Chapter 6

728 35 0
                                    

Bodyguard Gerald pasti tahu di mana majikannya itu berada. Lizzy memintanya mengantarkan dirinya dan Emily ke tempat Gerald bermain golf yang ternyata lokasinya hanya berjarak 20 menit dari Bandara John F Kennedy.

Di sepanjang perjalanan, Emily memajukan bibirnya. Sorot matanya tajam hingga siap memaki siapapun yang berani mengajaknya bicara. Sekarang Emily Foster terlihat seperti wanita gila.

Lizzy ingin tertawa tapi tentu ditahannya. Bayangkan saja, Gerald lebih memilih untuk bermain golf daripada menjemput calon istrinya yang cantik ini. Sungguh, hal itu saja sudah membuat Emily kesal. Ditambah lagi, Emily tidak mau dibuatkan gaun oleh desainer pemula seperti Lizzy. Kekesalannya pasti berlipat ganda.

Sesampainya di golf club, Emily menelepon Gerald sekali lagi ketika dia dan Lizzy memasuki lobi menuju meja resepsionis. "Aku sudah sampai di Inwood. Kau ada di mana?" tanyanya ketus. "Ya ampun, Gerald!" Kedua alis Emily berkerut. Pundaknya melorot. Entah di mana sosok Emily yang tadi berjalan di bandara bak model catwalk. Sekarang dia kelihatan layaknya orang biasa, bukan calon duchess ataupun supermodel.

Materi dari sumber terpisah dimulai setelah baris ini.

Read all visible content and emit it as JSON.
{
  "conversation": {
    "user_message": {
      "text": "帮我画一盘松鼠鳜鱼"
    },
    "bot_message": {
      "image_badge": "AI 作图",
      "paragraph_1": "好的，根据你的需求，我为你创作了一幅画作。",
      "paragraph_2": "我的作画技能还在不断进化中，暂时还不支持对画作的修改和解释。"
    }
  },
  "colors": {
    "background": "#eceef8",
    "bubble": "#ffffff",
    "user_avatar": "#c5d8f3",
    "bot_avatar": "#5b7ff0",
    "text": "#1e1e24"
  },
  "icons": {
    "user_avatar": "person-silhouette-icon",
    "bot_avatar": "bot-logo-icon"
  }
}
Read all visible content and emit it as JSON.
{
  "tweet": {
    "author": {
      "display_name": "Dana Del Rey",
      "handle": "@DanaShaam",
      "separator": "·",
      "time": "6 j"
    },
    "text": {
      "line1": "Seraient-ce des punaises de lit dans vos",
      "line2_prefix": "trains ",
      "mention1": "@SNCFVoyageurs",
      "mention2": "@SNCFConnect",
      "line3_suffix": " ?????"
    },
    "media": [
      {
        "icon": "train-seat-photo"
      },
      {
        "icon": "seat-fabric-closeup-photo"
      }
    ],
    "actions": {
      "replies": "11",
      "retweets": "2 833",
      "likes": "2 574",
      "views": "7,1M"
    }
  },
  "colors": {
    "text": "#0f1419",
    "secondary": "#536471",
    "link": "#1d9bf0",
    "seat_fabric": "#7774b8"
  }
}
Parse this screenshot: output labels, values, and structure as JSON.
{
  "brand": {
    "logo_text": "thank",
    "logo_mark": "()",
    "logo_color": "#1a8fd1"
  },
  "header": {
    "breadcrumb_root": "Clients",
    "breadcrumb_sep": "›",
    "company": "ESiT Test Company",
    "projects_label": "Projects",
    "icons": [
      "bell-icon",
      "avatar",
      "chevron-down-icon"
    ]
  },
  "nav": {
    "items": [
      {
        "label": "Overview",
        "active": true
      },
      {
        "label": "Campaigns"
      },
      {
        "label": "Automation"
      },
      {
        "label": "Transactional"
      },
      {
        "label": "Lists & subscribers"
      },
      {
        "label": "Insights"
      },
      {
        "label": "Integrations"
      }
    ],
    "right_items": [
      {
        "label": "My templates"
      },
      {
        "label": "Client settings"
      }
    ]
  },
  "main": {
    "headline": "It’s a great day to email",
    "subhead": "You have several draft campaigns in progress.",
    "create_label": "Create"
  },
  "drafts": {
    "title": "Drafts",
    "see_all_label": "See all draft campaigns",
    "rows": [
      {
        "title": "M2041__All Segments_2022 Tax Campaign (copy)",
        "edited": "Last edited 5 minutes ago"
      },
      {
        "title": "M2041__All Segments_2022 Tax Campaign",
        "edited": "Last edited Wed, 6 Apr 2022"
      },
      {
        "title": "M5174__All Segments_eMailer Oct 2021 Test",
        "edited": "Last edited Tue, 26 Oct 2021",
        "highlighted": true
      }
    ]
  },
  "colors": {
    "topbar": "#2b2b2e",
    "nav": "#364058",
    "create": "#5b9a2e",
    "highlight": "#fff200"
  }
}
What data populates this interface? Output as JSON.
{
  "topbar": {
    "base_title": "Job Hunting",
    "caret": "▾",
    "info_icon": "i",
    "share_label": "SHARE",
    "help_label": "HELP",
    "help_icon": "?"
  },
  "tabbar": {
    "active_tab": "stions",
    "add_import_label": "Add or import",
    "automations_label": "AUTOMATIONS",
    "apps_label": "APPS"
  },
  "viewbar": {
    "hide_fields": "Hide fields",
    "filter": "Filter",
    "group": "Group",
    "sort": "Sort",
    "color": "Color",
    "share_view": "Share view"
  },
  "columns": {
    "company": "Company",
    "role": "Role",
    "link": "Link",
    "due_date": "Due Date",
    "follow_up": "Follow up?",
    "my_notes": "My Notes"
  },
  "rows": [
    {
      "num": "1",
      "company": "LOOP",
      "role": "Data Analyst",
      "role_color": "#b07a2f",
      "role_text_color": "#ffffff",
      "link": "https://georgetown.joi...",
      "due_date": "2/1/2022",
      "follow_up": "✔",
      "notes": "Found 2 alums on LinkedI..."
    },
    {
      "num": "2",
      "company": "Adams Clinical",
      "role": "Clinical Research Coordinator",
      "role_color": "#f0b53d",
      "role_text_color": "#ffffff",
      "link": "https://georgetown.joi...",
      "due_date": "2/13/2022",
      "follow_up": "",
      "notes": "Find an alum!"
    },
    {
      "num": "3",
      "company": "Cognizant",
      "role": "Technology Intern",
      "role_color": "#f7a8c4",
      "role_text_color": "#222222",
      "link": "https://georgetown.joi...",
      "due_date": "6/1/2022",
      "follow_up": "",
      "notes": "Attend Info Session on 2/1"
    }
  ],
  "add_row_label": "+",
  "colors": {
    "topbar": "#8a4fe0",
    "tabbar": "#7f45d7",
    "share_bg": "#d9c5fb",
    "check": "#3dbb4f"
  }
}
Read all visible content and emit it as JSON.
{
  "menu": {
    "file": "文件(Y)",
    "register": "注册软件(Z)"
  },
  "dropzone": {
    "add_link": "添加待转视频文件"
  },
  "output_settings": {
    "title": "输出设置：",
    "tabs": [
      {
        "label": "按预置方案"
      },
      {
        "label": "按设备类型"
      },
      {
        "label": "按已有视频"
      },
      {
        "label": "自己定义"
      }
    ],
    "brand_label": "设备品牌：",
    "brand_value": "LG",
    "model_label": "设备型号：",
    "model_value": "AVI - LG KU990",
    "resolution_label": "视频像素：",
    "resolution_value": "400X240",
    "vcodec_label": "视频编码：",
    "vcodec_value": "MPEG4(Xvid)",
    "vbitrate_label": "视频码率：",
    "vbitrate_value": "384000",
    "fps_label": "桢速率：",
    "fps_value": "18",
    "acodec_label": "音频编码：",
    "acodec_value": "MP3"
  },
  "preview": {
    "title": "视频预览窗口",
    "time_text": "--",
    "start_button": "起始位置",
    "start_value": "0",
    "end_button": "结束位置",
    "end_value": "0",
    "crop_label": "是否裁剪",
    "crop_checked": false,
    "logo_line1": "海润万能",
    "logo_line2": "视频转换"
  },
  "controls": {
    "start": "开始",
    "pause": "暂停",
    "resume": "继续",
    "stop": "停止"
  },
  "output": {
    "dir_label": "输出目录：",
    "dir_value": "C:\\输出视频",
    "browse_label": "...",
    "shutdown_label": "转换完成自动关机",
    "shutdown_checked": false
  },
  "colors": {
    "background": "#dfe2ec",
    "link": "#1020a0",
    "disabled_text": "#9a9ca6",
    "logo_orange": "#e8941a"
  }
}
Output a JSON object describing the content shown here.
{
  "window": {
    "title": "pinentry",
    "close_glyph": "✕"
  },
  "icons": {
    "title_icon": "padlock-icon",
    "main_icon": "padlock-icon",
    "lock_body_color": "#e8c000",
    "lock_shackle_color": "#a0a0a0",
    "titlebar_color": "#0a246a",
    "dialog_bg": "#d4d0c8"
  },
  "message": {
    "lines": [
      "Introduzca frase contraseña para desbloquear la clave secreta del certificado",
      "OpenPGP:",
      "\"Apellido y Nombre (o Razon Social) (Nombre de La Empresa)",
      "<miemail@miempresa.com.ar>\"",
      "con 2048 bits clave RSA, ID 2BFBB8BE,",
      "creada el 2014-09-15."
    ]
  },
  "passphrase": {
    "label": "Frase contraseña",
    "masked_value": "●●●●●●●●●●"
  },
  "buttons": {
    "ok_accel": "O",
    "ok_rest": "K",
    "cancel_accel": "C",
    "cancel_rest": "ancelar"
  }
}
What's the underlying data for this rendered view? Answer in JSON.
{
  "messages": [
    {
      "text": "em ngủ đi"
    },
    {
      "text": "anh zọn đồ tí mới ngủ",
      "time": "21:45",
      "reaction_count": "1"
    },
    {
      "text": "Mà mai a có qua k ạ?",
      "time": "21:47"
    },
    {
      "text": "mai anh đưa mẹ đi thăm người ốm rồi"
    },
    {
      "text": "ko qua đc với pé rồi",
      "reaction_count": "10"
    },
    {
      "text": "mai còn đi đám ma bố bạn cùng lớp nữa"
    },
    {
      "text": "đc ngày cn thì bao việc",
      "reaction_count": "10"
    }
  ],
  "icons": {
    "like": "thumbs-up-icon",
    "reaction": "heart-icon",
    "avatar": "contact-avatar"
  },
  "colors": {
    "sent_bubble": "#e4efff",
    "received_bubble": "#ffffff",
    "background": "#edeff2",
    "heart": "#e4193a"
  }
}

Mereka berdiri di depan meja resepsionis. Lizzy menyapa sang empunya meja, sedangkan Emily masih sibuk dengan teleponnya.

"How can I help you?" tanya gadis muda berambut pirang dikuncir kuda dari balik meja tinggi.

"Aku ingin tahu keberadaan Sir Gerald Spencer. Apakah beliau masih ada di sini?"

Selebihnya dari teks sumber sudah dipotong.